Thu, Jan. 23

James Ray trial to begin Tuesday in Camp Verde
Jury selection complete

James Arthur Ray

James Arthur Ray

CAMP VERDE - The manslaughter trial of James Arthur Ray will take place in Yavapai County, before a live national television audience.

Ray, 53, who once ascended to the pinnacle of the self-help industry, faces charges in the deaths of Kirby Brown, James Shore and Liz Neuman, who succumbed to trauma they suffered during a sweat lodge ceremony Ray led at Angel Valley Retreat near Sedona on Oct. 8, 2009.

Ray has pleaded not guilty to the charges and is free on bond.

On Friday, Yavapai County Superior Court Judge Warren Darrow's patient and meticulous jury selection process paid off as attorneys for the state and the defense agreed on an 18-member jury after weeks of study and six days of intense questioning.

The final juror strikes actually took place after the last 30 finalists had gone home for the day. Those who made the final panel will be made aware of their selection by Monday, with opening statements to take place Tuesday.

The success of the process puts to rest the question of a change of venue. Ray's attorneys, led by Prescott's Tom Kelly and Luis Li of Los Angeles, had told the court in two prior motions that they had severe doubts about the likelihood of seating an unbiased panel in Yavapai County.

"Yes, we're satisfied and we're ready to try the case," Kelly said. "I think Judge Darrow was extremely cautious and considerate in making sure that both sides' concerns were met."

The day began with 50 potential jurors in the courtroom, 30 of whom sat through yet another day of questioning from Darrow, Kelly and Li, as well as from Deputy Yavapai County Attorney Bill Hughes, co-counsel for the state with Yavapai County Attorney Sheila Polk.

Topics ranged from jurors' interest in New Age ideologies to the book and movie "The Secret" to the concept of extreme sports and pushing personal barriers.

"Does anybody think there's anything wrong with pushing themselves?" Li asked, alluding to the state's anticipated notion that Ray, because he had the confidence of the attendees at his "Spiritual Warrior" retreat, was responsible for the alleged victims' decision to stay in the sweat lodge when common sense may have told them to leave.

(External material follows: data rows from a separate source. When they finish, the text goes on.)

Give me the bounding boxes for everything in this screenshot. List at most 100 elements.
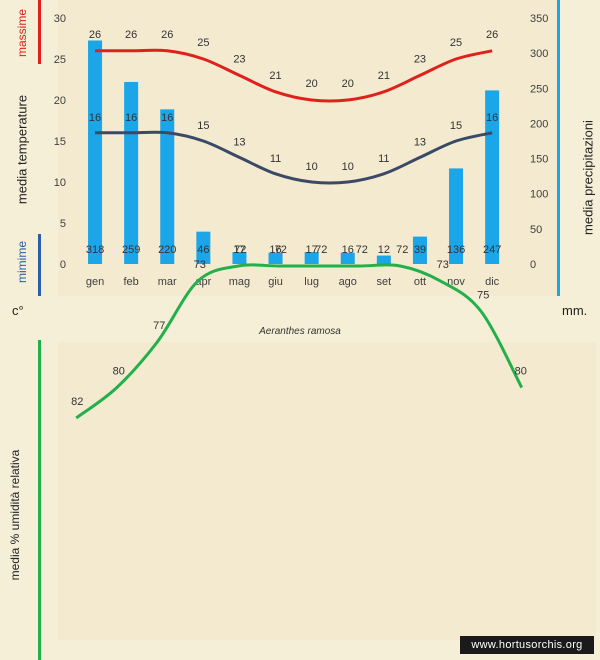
precipitation-data-label: 39 — [414, 244, 426, 256]
min-temperature-data-label: 11 — [270, 153, 281, 165]
precipitation-bar — [376, 255, 391, 264]
precipitation-data-label: 12 — [378, 244, 390, 256]
humidity-data-label: 72 — [356, 244, 368, 256]
temperature-tick-label: 30 — [54, 13, 66, 25]
precipitation-tick-label: 150 — [530, 154, 548, 166]
precipitation-bar — [268, 252, 283, 264]
min-color-bar — [38, 234, 41, 296]
humidity-data-label: 73 — [194, 259, 206, 271]
max-temperature-data-label: 26 — [89, 29, 101, 41]
month-tick-label: set — [377, 276, 392, 288]
max-temperature-data-label: 20 — [342, 78, 354, 90]
temperature-tick-label: 15 — [54, 136, 66, 148]
precipitation-tick-label: 100 — [530, 189, 548, 201]
precipitation-data-label: 259 — [122, 244, 140, 256]
humidity-data-label: 75 — [477, 290, 489, 302]
temperature-tick-label: 5 — [60, 218, 66, 230]
humidity-data-label: 77 — [153, 320, 165, 332]
max-temperature-data-label: 21 — [269, 70, 281, 82]
max-temperature-data-label: 23 — [233, 53, 245, 65]
precipitation-bar — [449, 168, 464, 264]
min-temperature-data-label: 10 — [306, 161, 318, 173]
temperature-tick-label: 20 — [54, 95, 66, 107]
humidity-chart-background — [58, 342, 596, 640]
min-temperature-data-label: 10 — [342, 161, 354, 173]
humidity-color-bar — [38, 340, 41, 660]
precipitation-bar — [232, 252, 247, 264]
precipitation-data-label: 220 — [158, 244, 176, 256]
temperature-axis-label: media temperature — [14, 94, 30, 205]
precipitation-tick-label: 0 — [530, 259, 536, 271]
precipitation-axis-label: media precipitazioni — [580, 120, 596, 235]
precipitation-unit-label: mm. — [562, 303, 588, 318]
precipitation-bar — [304, 252, 319, 264]
precipitation-data-label: 16 — [269, 244, 281, 256]
precipitation-color-bar — [557, 0, 560, 296]
watermark: www.hortusorchis.org — [460, 636, 594, 654]
precipitation-bar — [412, 236, 427, 264]
humidity-data-label: 80 — [113, 366, 125, 378]
min-temperature-data-label: 13 — [414, 136, 426, 148]
month-tick-label: dic — [485, 276, 500, 288]
min-temperature-data-label: 11 — [378, 153, 389, 165]
humidity-axis-label: media % umidità relativa — [8, 449, 22, 581]
min-temperature-data-label: 16 — [89, 112, 101, 124]
max-temperature-data-label: 25 — [450, 37, 462, 49]
precipitation-data-label: 136 — [447, 244, 465, 256]
precipitation-data-label: 16 — [342, 244, 354, 256]
max-series-label: massime — [15, 9, 29, 58]
humidity-data-label: 82 — [71, 396, 83, 408]
precipitation-bar — [124, 81, 139, 265]
min-temperature-line — [95, 130, 493, 185]
min-series-label: mimime — [15, 241, 29, 283]
precipitation-data-label: 17 — [306, 244, 318, 256]
precipitation-tick-label: 200 — [530, 118, 548, 130]
precipitation-bar — [160, 109, 175, 264]
precipitation-data-label: 247 — [483, 244, 501, 256]
temperature-tick-label: 10 — [54, 177, 66, 189]
humidity-data-label: 80 — [515, 366, 527, 378]
month-tick-label: nov — [447, 276, 465, 288]
max-temperature-data-label: 26 — [486, 29, 498, 41]
precipitation-tick-label: 250 — [530, 83, 548, 95]
precipitation-tick-label: 300 — [530, 48, 548, 60]
humidity-data-label: 72 — [315, 244, 327, 256]
temperature-tick-label: 0 — [60, 259, 66, 271]
humidity-data-label: 73 — [437, 259, 449, 271]
precipitation-bar — [196, 231, 211, 264]
month-tick-label: lug — [304, 276, 319, 288]
min-temperature-data-label: 13 — [233, 136, 245, 148]
precipitation-tick-label: 350 — [530, 13, 548, 25]
species-caption: Aeranthes ramosa — [259, 326, 341, 337]
max-temperature-line — [95, 48, 493, 103]
humidity-data-label: 72 — [275, 244, 287, 256]
min-temperature-data-label: 16 — [486, 112, 498, 124]
precipitation-tick-label: 50 — [530, 224, 542, 236]
humidity-data-label: 72 — [396, 244, 408, 256]
temperature-unit-label: c° — [12, 303, 24, 318]
precipitation-data-label: 46 — [197, 244, 209, 256]
temperature-tick-label: 25 — [54, 54, 66, 66]
max-temperature-data-label: 20 — [306, 78, 318, 90]
precipitation-bar — [340, 252, 355, 264]
month-tick-label: giu — [268, 276, 283, 288]
precipitation-data-label: 17 — [233, 244, 245, 256]
precipitation-bar — [88, 40, 103, 265]
max-temperature-data-label: 23 — [414, 53, 426, 65]
month-tick-label: feb — [124, 276, 139, 288]
month-tick-label: mag — [229, 276, 250, 288]
max-temperature-data-label: 25 — [197, 37, 209, 49]
min-temperature-data-label: 15 — [450, 120, 462, 132]
humidity-line — [75, 263, 524, 420]
min-temperature-data-label: 16 — [161, 112, 173, 124]
max-temperature-data-label: 21 — [378, 70, 390, 82]
month-tick-label: mar — [158, 276, 177, 288]
month-tick-label: ago — [339, 276, 357, 288]
humidity-data-label: 72 — [234, 244, 246, 256]
month-tick-label: ott — [414, 276, 426, 288]
max-color-bar — [38, 0, 41, 64]
max-temperature-data-label: 26 — [125, 29, 137, 41]
min-temperature-data-label: 16 — [125, 112, 137, 124]
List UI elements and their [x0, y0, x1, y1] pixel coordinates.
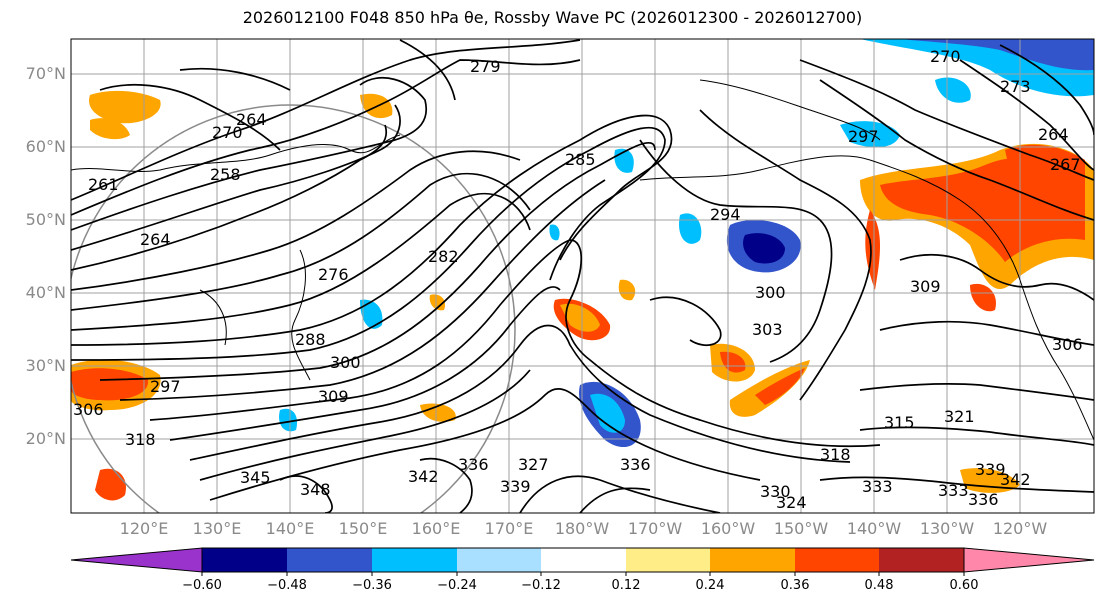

During a break in the jury selection endeavor, Darrow heard from attorneys for various media outlets including In Session (successor to Court TV), which plans to broadcast the entire trial.

Polk renewed her objection to the live broadcast, contending the possibility existed that upcoming witnesses would watch and perhaps change their testimony based on what they saw.

Attorney David Bodney, speaking for the media, discounted that notion, insisting that "the public has a substantial right to know about the activities here."

Tuesday's schedule calls for a final bit of evidentiary housekeeping in advance of opening statements from both sides, followed by perhaps two prosecution witnesses.

The trial will feature about 50 witnesses and hundreds of pieces of evidence during its anticipated four-month length.